When a fisherman's body washed ashore on Australia's Queensland coast last week, police initially had no way of working out when he had died. "Unless a body is witnessed entering the water, there is no reliable method for determining the length of time that a body has been submerged," says Gemma Dickson, a forensic biologist at the University of Otago in Dunedin, New Zealand.

That could soon change.
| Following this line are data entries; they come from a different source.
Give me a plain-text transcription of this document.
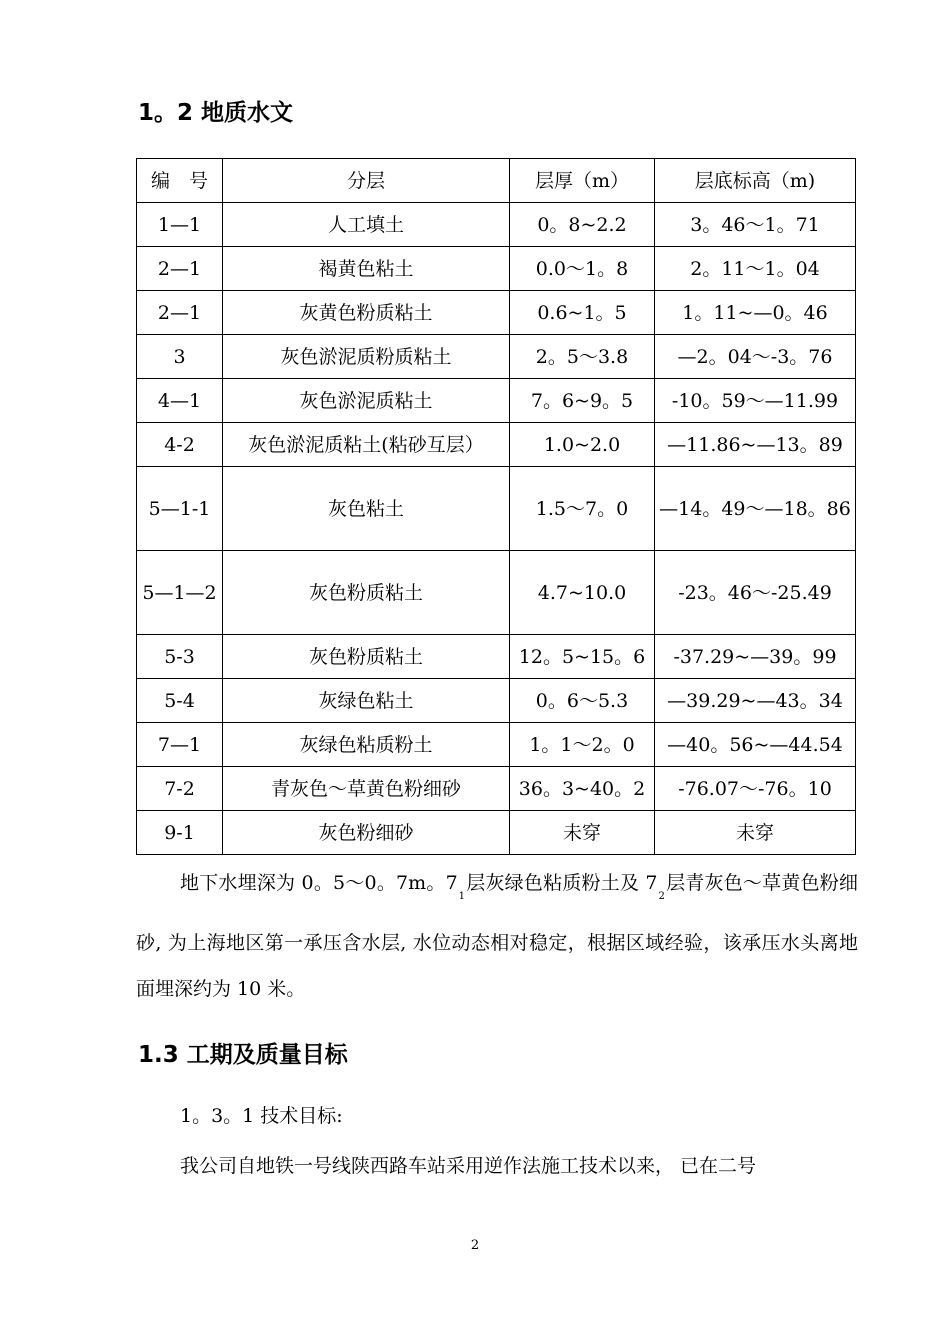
1。2 地质水文
编　号	分层	层厚（m）	层底标高（m)
1—1	人工填土	0。8~2.2	3。46～1。71
2—1	褐黄色粘土	0.0～1。8	2。11～1。04
2—1	灰黄色粉质粘土	0.6~1。5	1。11~—0。46
3	灰色淤泥质粉质粘土	2。5～3.8	—2。04～-3。76
4—1	灰色淤泥质粘土	7。6~9。5	-10。59～—11.99
4-2	灰色淤泥质粘土(粘砂互层）	1.0~2.0	—11.86~—13。89
5—1-1	灰色粘土	1.5～7。0	—14。49～—18。86
5—1—2	灰色粉质粘土	4.7~10.0	-23。46～-25.49
5-3	灰色粉质粘土	12。5~15。6	-37.29~—39。99
5-4	灰绿色粘土	0。6～5.3	—39.29~—43。34
7—1	灰绿色粘质粉土	1。1～2。0	—40。56~—44.54
7-2	青灰色～草黄色粉细砂	36。3~40。2	-76.07～-76。10
9-1	灰色粉细砂	未穿	未穿

地下水埋深为 0。5～0。7m。$7_1$层灰绿色粘质粉土及 $7_2$层青灰色～草黄色粉细砂, 为上海地区第一承压含水层, 水位动态相对稳定，根据区域经验，该承压水头离地面埋深约为 10 米。

1.3 工期及质量目标

1。3。1 技术目标:

我公司自地铁一号线陕西路车站采用逆作法施工技术以来， 已在二号

2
Dickson and colleagues have discovered how the type of marine bacteria colonising a body changes as it decomposes, providing a "clock" of how long bodies have been in the water.

At present, forensic scientists have no accurate way of estimating time of death for bodies fished out of water. Looking at how badly decomposed the body, for instance, is unreliable. And well-established methods that determine time of death for corpses on land, such as insect infestation, aren't likely to be useful with submerged bodies.

So Dickson and colleagues submerged three adult pigs' heads in Otago Harbour, New Zealand, while sampling the bacteria on their decomposing skin every two to four days. The heads were underwater for three weeks, or until they were reduced to a skull. To see how water temperature affected the bacteria, the team submerged the first head in autumn, the second in early winter and the third in late winter.

Dickson found that stages of decomposition had different bacterial signatures. For example, for the heads submerged in winter, Pseudoalteromonas bacteria colonised during the first stages of decomposition, while several genera of flavobacteria only emerged after 17 days underwater. The results will be published in the journal Forensic Science International.